Have you tried just doing it?
The pressure against SoC for me is not wanting to make mistakes in front of people, so I don't make mistakes. I journal in a book nobody else gets to read, I sit down in front of the keyboard and just type things that come into my mind then delete it when I'm done, I talk out loud into a mic and play my voice back. All of these are ways to access my stream of consciousness.
And then - and this is important - I don't beat myself up about mistakes there. I try and be less wrong in future, yes. I'll notice patterns like "huh, I do seem to go in loops a lot, maybe I should try and stop after the second time around" or "I notice I'm bringing up that I want two things, and they're incompatible, and I'm not bringing up which of the two I want more. What's up with that?" That's the kind of thing that can be very apparent when I look at a page or two of text I've just typed out by disconnecting the filter that's usually between my brain and my keyboard, but I'd never notice with my thoughts written on water.

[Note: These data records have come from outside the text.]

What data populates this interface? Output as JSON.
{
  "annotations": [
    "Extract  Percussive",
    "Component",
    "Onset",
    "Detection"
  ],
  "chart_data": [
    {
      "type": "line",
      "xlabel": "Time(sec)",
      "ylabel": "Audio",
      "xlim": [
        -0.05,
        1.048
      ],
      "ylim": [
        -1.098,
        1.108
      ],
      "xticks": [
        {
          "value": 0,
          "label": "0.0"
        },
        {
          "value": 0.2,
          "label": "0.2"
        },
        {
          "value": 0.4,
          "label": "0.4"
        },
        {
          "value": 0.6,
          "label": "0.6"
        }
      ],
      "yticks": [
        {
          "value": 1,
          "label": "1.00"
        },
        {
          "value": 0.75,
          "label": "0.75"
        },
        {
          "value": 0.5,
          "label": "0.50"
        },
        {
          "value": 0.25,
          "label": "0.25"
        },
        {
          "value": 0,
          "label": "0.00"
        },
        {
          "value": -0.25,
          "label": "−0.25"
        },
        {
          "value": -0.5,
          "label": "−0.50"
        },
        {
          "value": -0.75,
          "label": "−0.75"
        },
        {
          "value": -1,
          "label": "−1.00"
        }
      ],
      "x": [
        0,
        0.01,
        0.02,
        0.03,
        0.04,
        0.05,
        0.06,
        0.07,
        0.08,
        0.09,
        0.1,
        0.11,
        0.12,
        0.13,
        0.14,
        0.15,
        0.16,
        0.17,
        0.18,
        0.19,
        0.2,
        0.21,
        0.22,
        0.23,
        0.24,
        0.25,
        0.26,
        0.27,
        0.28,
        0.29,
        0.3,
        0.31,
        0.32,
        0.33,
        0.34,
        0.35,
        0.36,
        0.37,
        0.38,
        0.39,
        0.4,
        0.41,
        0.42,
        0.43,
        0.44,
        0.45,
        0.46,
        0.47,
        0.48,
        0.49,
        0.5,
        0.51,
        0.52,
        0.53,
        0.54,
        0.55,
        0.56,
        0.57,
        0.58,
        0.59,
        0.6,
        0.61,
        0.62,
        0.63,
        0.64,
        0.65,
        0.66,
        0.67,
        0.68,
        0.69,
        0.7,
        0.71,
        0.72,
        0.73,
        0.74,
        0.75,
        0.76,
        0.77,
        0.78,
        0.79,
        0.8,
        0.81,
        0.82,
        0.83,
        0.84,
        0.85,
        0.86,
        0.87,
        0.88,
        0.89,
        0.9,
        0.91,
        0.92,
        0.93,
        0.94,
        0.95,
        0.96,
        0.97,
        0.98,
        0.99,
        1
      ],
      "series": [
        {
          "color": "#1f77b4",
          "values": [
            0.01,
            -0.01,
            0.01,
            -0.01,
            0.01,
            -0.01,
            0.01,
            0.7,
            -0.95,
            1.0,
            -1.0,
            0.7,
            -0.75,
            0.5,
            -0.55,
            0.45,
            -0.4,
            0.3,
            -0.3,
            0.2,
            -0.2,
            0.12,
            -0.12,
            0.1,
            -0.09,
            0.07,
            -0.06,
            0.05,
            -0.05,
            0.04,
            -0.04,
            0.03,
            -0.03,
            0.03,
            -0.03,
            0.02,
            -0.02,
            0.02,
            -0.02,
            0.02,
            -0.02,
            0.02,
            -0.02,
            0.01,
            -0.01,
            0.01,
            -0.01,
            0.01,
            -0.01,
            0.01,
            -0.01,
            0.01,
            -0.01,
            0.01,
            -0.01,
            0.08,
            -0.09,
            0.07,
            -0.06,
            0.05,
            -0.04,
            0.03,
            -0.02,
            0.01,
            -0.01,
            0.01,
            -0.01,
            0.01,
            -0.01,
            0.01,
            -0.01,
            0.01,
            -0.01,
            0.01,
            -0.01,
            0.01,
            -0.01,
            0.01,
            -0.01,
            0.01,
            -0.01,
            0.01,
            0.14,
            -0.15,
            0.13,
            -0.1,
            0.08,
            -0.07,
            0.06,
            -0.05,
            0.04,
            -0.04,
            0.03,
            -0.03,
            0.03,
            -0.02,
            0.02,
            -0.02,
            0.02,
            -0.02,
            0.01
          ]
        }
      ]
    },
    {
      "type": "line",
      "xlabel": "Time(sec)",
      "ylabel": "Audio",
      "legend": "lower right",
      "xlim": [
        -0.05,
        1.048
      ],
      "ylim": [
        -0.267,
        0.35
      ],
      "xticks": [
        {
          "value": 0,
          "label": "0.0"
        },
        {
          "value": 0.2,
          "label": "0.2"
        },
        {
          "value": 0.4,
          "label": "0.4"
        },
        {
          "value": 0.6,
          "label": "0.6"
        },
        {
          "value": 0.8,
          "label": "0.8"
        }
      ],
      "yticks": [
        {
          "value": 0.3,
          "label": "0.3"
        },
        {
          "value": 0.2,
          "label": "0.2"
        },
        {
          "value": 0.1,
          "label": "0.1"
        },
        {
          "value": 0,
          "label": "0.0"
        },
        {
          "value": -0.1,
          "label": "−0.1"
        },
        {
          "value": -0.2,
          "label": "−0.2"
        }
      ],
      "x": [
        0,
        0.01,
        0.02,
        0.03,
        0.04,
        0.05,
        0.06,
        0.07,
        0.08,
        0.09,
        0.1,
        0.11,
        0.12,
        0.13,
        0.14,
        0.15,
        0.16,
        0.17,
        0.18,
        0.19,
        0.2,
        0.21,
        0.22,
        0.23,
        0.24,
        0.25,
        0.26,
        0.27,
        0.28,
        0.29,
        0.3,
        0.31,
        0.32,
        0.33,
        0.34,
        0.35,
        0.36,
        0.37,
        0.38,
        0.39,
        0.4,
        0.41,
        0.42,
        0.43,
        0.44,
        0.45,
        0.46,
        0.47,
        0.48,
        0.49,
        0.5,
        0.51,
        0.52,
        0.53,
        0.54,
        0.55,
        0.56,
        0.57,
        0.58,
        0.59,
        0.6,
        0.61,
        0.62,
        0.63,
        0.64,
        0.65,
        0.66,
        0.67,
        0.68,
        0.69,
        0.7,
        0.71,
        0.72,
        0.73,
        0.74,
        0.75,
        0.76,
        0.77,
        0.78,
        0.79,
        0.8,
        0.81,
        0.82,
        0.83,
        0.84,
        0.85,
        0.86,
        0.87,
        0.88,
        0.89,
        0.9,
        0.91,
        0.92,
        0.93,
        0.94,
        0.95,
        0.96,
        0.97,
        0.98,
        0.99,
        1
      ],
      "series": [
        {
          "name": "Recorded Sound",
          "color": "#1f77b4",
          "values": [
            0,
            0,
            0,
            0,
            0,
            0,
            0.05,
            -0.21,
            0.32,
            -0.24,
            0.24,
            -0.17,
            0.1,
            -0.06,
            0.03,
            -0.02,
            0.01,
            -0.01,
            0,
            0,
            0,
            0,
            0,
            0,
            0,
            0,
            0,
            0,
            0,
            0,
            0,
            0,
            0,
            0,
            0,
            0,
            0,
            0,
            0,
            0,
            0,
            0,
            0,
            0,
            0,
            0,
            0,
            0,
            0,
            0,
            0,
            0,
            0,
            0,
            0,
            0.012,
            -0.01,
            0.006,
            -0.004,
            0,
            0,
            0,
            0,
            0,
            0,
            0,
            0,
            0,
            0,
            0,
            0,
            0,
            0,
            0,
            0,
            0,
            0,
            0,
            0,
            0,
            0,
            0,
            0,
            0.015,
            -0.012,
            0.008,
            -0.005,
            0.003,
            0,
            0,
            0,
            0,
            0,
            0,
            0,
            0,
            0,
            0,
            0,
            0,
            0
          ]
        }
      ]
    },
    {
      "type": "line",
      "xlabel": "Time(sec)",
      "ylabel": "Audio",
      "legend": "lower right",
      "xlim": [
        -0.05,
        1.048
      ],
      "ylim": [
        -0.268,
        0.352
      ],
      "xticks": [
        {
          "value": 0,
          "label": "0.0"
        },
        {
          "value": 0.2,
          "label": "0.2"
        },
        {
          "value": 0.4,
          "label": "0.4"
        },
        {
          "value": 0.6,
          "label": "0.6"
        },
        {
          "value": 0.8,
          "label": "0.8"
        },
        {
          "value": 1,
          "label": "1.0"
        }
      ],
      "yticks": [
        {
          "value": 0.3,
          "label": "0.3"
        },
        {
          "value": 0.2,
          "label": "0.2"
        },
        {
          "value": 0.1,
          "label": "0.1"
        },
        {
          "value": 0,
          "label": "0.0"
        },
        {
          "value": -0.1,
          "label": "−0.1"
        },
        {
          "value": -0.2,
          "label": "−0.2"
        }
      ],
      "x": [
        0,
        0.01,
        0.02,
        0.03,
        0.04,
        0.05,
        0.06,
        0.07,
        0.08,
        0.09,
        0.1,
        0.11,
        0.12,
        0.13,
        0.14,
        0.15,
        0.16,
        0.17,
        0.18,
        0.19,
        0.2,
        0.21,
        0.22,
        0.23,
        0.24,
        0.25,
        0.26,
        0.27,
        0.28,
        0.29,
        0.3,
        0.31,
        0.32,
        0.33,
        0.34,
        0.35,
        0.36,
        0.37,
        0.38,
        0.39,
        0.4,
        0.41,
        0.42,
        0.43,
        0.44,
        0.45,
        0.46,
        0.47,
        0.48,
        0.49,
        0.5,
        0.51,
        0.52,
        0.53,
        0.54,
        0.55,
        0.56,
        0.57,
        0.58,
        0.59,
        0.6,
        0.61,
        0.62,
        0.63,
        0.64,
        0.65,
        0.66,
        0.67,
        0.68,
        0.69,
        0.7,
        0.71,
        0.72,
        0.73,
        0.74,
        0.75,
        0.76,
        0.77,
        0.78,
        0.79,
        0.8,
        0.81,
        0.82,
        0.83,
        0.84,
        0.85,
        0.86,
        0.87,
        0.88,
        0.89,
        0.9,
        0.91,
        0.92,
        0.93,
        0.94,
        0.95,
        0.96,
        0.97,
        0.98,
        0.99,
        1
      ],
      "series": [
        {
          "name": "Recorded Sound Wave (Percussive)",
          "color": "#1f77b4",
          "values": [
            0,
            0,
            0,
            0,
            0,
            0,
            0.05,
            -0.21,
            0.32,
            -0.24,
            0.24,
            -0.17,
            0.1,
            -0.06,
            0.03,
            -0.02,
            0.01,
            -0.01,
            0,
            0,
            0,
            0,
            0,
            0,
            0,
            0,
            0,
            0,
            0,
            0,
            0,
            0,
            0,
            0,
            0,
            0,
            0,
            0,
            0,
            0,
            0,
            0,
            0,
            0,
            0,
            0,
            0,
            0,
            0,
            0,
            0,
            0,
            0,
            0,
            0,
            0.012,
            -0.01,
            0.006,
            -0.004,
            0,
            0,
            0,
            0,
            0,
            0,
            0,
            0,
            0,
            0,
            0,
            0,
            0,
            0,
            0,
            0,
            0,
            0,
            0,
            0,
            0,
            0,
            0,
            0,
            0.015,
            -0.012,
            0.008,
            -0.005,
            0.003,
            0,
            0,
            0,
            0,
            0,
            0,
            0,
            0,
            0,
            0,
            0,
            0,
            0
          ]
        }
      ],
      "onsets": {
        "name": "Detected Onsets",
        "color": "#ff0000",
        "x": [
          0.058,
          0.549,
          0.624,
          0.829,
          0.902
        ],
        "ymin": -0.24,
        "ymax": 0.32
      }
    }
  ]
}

Moving away from self practice, I notice that many of my teachers have been doing this exact thing. In university and in the better high school classes, I was sometimes asked to just talk out loud about how I was trying to solve a particular problem, and the teacher would gently intercede on some trains of thought or make encouraging sounds on others. There is good form for thoughts.
When I had this notion, I asked an acquaintance of mine who was in debate club if his instructors ever interrupted him mid-debate to give commentary. He said yes. That's not a slam dunk in favour of the advantages of SoC since "mid-debate" has elements of performance, not just thinking, but it's a nudge that way.
Rationalist groups can provide feedback on better thinking under the right circumstances. When I first started attending regular meetups in Boston, I mostly spectated arguments between a few of the old hands. The way they tracked cruxes or stated evidentials was relatively new to me. Gradually I started to talk more, and in the process of conversation got corrected more. You do need a few people who know what they're doing for this to work, but the osmosis approach to teaching rationality isn't completely hopeless.
Circling back to self practice, I'm cautiously optimistic about LLMs here. It feels like with the right prompting there could be a way to have the machine check stream of consciousness in a way that didn't feel embarrassing and judged the way I would feel if I showed someone else my journal.
All sorts of things could be built upon this scaffold.
I think a lot of painstakingly slow metis transfer can be sped up by thinking out loud. When I'm working with someone else who has more skill than me in some domain, I often encourage them to interrupt me as I think aloud in conversation with them. It's great for catching mistakes at the earliest part of the path.
Lots of positive mental habits and trainings rely on an honest scaffold of your thoughts. Cognitive behavioral therapy, noticing negative spirals, starting to use evidentials, practicing fermi estimates, single crux, all of these work best when you have some access to what your brain is doing at a level lower than the composed careful words coming out of your mouth.
Teachers, my suggestion is to add this tool to your toolkit. It's okay to ask your students for a stream of consciousness. It may take a little work to get them started, and it's not a cure-all, but it's useful in the right places.
And for everyone else; give it a try. Open a blank text document on one side of your screen, open a problem you're working on over in the other side of your screen, and start typing.